In the middle of the night, on the high seas from radio transmitter to radio transmitter. It is cold, stormy and dark. A US warship sees the light of an oncoming ship.

Station 1 to Station 2: “Please alter your course 15 degrees north to avoid a collision.”

Station 2: “We recommend that you alter your course 15 degrees to the south to avoid a collision.”

Station 1: “This is the captain of a US warship speaking. I repeat: change course! Immediately!"

Station 2: “This is the lighthouse keeper speaking. It’s your turn…”
Makes me think of Andrea Doria and Stockholm! :facepalm::facepalm::facepalm:
 
One morning a husband returns to the cabin after several hours of fishing and decides to take a nap.

Although not familiar with the lake, the wife decides to take the boat out, since it is such a beautiful day. She motors out a short distance, anchors, and reads her book.

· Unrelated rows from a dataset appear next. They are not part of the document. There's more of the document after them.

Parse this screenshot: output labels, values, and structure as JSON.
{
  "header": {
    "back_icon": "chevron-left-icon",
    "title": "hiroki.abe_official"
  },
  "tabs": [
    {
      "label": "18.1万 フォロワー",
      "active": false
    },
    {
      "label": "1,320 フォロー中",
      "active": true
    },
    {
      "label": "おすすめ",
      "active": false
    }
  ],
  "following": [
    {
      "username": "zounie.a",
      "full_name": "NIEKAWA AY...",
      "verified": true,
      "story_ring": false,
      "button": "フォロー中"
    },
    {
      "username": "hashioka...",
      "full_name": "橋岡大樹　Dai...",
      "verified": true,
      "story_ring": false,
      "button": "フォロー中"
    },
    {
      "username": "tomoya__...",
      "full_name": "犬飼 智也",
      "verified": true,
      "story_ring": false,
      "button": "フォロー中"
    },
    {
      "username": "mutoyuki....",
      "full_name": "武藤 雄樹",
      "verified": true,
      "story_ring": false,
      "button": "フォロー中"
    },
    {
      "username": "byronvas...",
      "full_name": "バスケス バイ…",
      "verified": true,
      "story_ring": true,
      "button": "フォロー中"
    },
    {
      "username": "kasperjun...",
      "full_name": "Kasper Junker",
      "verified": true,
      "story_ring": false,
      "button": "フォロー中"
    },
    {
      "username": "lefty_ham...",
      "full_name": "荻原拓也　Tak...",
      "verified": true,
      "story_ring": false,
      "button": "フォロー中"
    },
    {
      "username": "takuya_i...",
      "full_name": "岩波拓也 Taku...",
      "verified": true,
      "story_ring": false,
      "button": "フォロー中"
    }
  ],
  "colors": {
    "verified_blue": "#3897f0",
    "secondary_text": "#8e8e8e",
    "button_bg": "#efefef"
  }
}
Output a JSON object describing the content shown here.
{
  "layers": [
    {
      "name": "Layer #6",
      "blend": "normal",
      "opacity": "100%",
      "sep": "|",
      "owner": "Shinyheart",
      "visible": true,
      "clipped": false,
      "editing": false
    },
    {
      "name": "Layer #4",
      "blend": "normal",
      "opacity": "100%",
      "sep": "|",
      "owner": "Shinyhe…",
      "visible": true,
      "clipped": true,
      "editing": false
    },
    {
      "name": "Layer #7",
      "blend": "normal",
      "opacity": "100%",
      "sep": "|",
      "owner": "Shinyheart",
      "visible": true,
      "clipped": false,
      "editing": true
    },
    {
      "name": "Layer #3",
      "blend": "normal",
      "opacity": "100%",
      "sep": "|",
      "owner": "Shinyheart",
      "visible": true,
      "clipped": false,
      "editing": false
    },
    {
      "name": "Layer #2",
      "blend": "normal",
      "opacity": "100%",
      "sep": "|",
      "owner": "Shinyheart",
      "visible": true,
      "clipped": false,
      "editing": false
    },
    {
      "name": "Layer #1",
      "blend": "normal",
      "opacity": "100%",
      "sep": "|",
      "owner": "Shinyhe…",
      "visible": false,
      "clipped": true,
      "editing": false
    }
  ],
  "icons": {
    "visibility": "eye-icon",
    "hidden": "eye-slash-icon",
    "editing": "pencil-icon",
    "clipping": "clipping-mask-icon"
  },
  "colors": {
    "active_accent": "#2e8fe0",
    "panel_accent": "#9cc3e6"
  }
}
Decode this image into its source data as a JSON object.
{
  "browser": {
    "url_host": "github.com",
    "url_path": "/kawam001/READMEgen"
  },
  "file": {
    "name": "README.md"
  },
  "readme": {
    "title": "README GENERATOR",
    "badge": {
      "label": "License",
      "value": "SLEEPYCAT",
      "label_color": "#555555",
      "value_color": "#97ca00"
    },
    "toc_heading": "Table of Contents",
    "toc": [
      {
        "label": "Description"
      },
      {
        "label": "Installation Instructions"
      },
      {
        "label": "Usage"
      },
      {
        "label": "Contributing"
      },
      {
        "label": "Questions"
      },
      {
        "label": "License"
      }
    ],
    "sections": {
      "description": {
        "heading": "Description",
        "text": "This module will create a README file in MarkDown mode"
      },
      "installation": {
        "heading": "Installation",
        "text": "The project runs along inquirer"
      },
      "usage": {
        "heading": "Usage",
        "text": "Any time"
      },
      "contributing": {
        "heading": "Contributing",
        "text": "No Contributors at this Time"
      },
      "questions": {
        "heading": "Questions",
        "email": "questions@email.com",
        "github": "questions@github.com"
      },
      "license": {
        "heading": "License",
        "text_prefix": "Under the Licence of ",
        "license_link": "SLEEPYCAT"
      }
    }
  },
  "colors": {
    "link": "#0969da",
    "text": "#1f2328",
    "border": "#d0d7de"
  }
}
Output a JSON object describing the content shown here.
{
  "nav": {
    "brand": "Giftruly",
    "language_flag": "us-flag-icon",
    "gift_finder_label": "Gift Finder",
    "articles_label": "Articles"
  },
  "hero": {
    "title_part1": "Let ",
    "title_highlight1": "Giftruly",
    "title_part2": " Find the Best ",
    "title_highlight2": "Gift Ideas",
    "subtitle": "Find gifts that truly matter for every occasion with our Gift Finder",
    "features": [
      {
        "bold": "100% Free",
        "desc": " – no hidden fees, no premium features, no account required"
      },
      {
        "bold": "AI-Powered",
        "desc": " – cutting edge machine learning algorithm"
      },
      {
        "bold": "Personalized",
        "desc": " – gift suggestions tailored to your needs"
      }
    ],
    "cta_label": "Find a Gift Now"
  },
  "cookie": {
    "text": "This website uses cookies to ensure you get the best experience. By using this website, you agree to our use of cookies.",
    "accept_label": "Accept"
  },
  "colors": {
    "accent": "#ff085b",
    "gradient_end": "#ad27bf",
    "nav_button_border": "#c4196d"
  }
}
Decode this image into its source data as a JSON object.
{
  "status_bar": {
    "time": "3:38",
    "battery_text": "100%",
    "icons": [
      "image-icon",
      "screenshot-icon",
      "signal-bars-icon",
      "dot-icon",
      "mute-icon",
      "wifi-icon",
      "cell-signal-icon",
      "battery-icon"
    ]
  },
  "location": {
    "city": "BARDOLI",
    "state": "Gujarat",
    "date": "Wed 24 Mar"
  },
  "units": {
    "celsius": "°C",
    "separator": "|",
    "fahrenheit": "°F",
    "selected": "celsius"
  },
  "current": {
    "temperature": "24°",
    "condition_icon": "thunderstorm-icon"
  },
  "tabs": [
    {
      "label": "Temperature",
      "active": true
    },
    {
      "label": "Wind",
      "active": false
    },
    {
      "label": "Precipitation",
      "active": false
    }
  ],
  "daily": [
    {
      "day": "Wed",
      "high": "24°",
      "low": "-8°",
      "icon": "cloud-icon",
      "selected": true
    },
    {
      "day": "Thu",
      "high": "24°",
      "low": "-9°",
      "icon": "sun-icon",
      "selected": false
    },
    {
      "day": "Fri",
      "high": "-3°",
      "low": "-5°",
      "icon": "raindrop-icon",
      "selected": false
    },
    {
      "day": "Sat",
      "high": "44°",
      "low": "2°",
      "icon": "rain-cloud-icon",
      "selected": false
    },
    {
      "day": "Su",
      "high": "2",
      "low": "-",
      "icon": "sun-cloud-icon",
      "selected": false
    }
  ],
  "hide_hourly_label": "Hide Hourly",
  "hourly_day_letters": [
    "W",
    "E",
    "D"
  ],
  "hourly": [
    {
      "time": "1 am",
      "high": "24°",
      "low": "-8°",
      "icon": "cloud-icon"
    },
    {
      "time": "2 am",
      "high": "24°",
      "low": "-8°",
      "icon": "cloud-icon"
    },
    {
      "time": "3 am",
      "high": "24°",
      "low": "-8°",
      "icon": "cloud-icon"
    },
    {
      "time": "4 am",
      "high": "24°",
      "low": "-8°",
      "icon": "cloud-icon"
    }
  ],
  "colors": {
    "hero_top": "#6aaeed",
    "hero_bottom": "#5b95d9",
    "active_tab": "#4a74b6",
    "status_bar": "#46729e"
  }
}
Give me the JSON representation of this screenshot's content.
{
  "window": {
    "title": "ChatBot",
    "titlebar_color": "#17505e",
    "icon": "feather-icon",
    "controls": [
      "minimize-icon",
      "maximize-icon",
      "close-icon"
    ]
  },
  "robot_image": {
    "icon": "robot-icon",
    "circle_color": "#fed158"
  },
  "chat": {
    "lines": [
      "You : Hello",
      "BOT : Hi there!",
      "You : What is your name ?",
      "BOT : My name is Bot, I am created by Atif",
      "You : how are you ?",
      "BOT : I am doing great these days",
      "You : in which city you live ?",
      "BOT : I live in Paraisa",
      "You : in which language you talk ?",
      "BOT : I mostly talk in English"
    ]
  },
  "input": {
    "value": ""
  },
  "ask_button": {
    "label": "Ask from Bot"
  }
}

Along comes a Game Warden in his boat. He pulls up alongside the woman and says," Good morning, Ma'am, what are you doing"?

"Reading a book," she replies, (thinking, "Isn't that obvious"?)

"You're in a Restricted Fishing Area," he informs her.

"I'm sorry, officer, but I'm not fishing, I'm reading."

"Yes, but you have all the equipment. I'll have to write you up a ticket."

"For reading a book"? she replies.

"You're in a Restricted Fishing Area," he informs her again.

"But officer, I'm not fishing, I'm reading."

"Yes, but you have all the equipment. For all I know you could start at any moment. I'll have to write you up a ticket and you'll have to pay a fine."

"If you do that, I'll have to charge you with sexual assault," says the woman.

"But I haven't even touched you," says the Game Warden.

"That's true, but you have all the equipment. For all I know you could start at any moment."

"Have a nice day ma'am," and he immediately departed.